Mettant en application les leçons de droit qu’il avait suivi par correspondance à la Faculté Aimé Emmanuel Yoka où il est, entre autres, enseigné que les notes circulaires du ministre de la Justice peuvent abroger une décision de justice prononcée par les tribunaux, Raymond Zéphirin Mboulou s’est donc permis, lui aussi, (partant, soi-disant, de l’arrêter numéro 20/2017 du 12 mai 2017 portant la loi organique relative aux conditions de création, d’existence et aux modalités de financement des partis politiques) de disqualifier certains partis politiques.

Or, parmi les partis qui n’ont pas été retenus pour participer au dialogue de Madingou et qui sont du coup interdits de remonter sur la scène politique, il y a ceux qui ont été créés et reconnus par la loi numéro 027/90 du 29 décembre 1990. Donc bien avant la date de la prise de cette décision politique.

Langue fourchue

Le pouvoir de Brazzaville a une langue fourchue. Il prêche la paix et achète des armes. Il veut apaiser les tensions qui montent dans le pays mais crée d’autres situations qui, demain, peuvent pousser des Congolais à s’exprimer violemment.
Malheureusement, c’est à ce pouvoir versatile mais aussi illégal et illégitime que la communauté internationale et les institutions affiliées aux Nations Unies accordent du crédit.

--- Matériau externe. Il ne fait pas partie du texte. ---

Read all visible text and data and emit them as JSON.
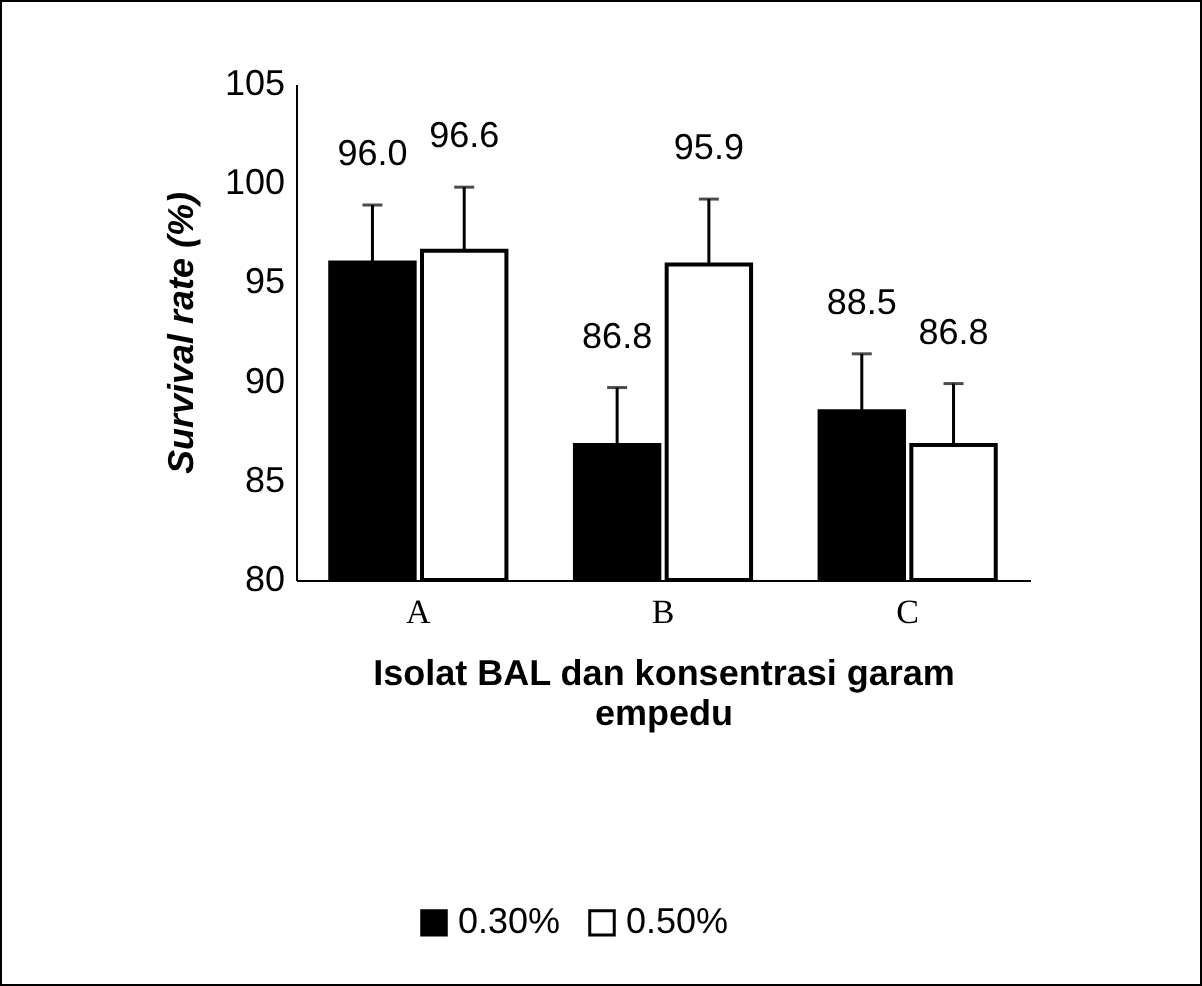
{
  "chart_data": {
    "type": "bar",
    "categories": [
      "A",
      "B",
      "C"
    ],
    "xlabel": "Isolat BAL dan konsentrasi garam empedu",
    "ylabel": "Survival rate (%)",
    "ylim": [
      80,
      105
    ],
    "yticks": [
      80,
      85,
      90,
      95,
      100,
      105
    ],
    "legend": "bottom",
    "grid": false,
    "series": [
      {
        "name": "0.30%",
        "color": "#000000",
        "values": [
          96.0,
          86.8,
          88.5
        ],
        "value_labels": [
          "96.0",
          "86.8",
          "88.5"
        ],
        "errors": [
          [
            96.0,
            98.9
          ],
          [
            86.8,
            89.7
          ],
          [
            88.5,
            91.4
          ]
        ]
      },
      {
        "name": "0.50%",
        "color": "#ffffff",
        "values": [
          96.6,
          95.9,
          86.8
        ],
        "value_labels": [
          "96.6",
          "95.9",
          "86.8"
        ],
        "errors": [
          [
            96.6,
            99.8
          ],
          [
            95.9,
            99.2
          ],
          [
            86.8,
            89.9
          ]
        ]
      }
    ]
  }
}
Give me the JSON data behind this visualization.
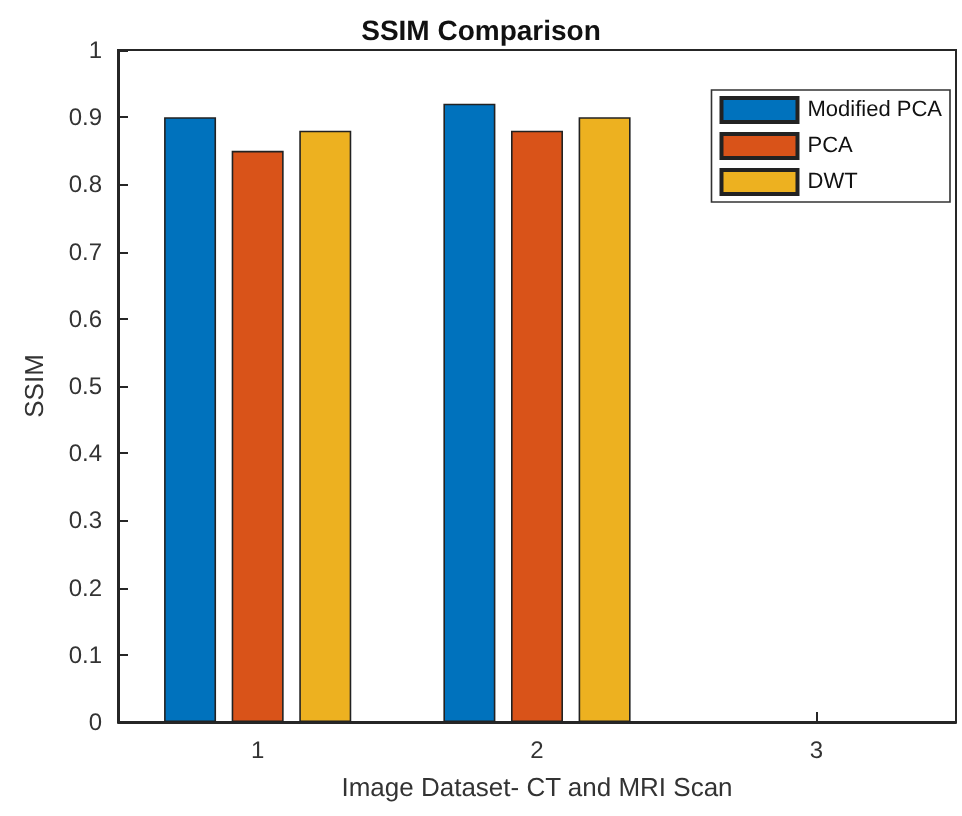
{
  "chart_data": {
    "type": "bar",
    "title": "SSIM Comparison",
    "xlabel": "Image Dataset- CT and MRI Scan",
    "ylabel": "SSIM",
    "categories": [
      "1",
      "2",
      "3"
    ],
    "series": [
      {
        "name": "Modified PCA",
        "color": "#0072bd",
        "values": [
          0.9,
          0.92,
          null
        ]
      },
      {
        "name": "PCA",
        "color": "#d95319",
        "values": [
          0.85,
          0.88,
          null
        ]
      },
      {
        "name": "DWT",
        "color": "#edb120",
        "values": [
          0.88,
          0.9,
          null
        ]
      }
    ],
    "ylim": [
      0,
      1
    ],
    "yticks": [
      0,
      0.1,
      0.2,
      0.3,
      0.4,
      0.5,
      0.6,
      0.7,
      0.8,
      0.9,
      1
    ],
    "grid": false,
    "legend": "top right"
  }
}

Pourtant, entre la probité morale de bonne foi et d’honnêteté qui se manifeste par l’observation rigoureuse des règles morales et des principes de la justice, entre elle et la représentation des partis politiques sur le plan national dont s’est servi le ministre de l’Intérieur pour écarter certains partis du jeu politique, les Congolais ne perdront pas leur temps à choisir le critère qui leur permettra de mettre fin à l’existence de certains partis politiques.

Mais, c’est à la deuxième édition de la Conférence Nationale Souveraine qui aura lieu après le départ de Sassou Nguesso qu’ils se prononceront sur ces deux critères. Parce qu’il faudra assainir le champ politique.